• Souvenirs parcourus

    Quand on lui demande comment il est devenu conteur, Albert convoque ses souvenirs.

    Il se souvient des grands et gros livres de contes merveilleux de tous les pays que sa mère lui lisait au moment où la lune et les étoiles apparaissaient dans le ciel.

    Il se souvient de la lumière vacillante des bougies et du pétillement dans le regard de ses amis quand il animait des parties de jeu de rôle. L'ambiance et le décor s'installaient, les intrigues s'entremêlaient et les personnages prenaient vie par la seule force de la parole.

    Il se souvient des premiers virelangues et des échanges de répliques théâtrales dans les couloirs du lycée avec ses camarades comédiens amateurs.

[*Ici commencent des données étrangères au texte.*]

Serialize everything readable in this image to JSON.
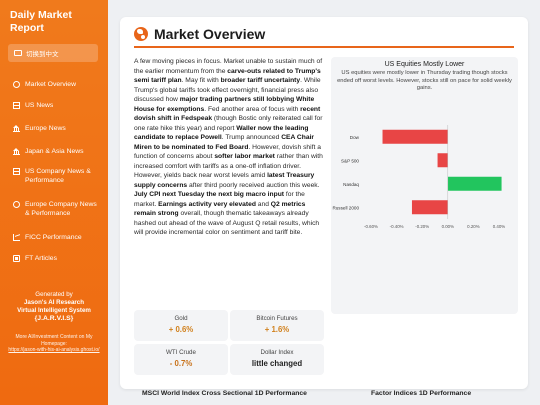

    Il se souvient des campements médiévaux multicolores, de l'odeur de la paille, du bruit des combats mis en scène et des balles de jonglerie qui virevoltent entre ses mains au son du rebec, du tambour et de la chalimie - expériences vécues avec l'association de reconstitution médiévale « la Mesniee de Montinius ».

    Il se souvient de cette rencontre extraordinaire avec celle dont le regard traverse les gens et la parole projette des images, Nicole Chiapello, conteuse qui a initié Albert à l'art de raconter sur le parvis de l'église, au festival médiéval de Souvigny.  

    Il se souvient des enfants et des adolescents qui écoutaient les yeux grands ouverts, assis au près d’un feu de joie ou affalés sur des tapis dans le coin d’un centre de loisirs. Certains l’appelaient “le magicien des histoires”...

    Il se souvient de ses premiers stages de conte. Parmi tant d'autres, l'atelier animé par Julien Tauber et Olivier Lettelier à la Maison du conte de Chevilly-la-Rue, va être essentiel dans la construction de son identité.

    Il se souvient de son voyage dans les montagnes embrumées du Chiapas au Mexique, de sa découverte des contes du Vieil Antonio et de l'univers poétique et rebelle des indiens zapatistes.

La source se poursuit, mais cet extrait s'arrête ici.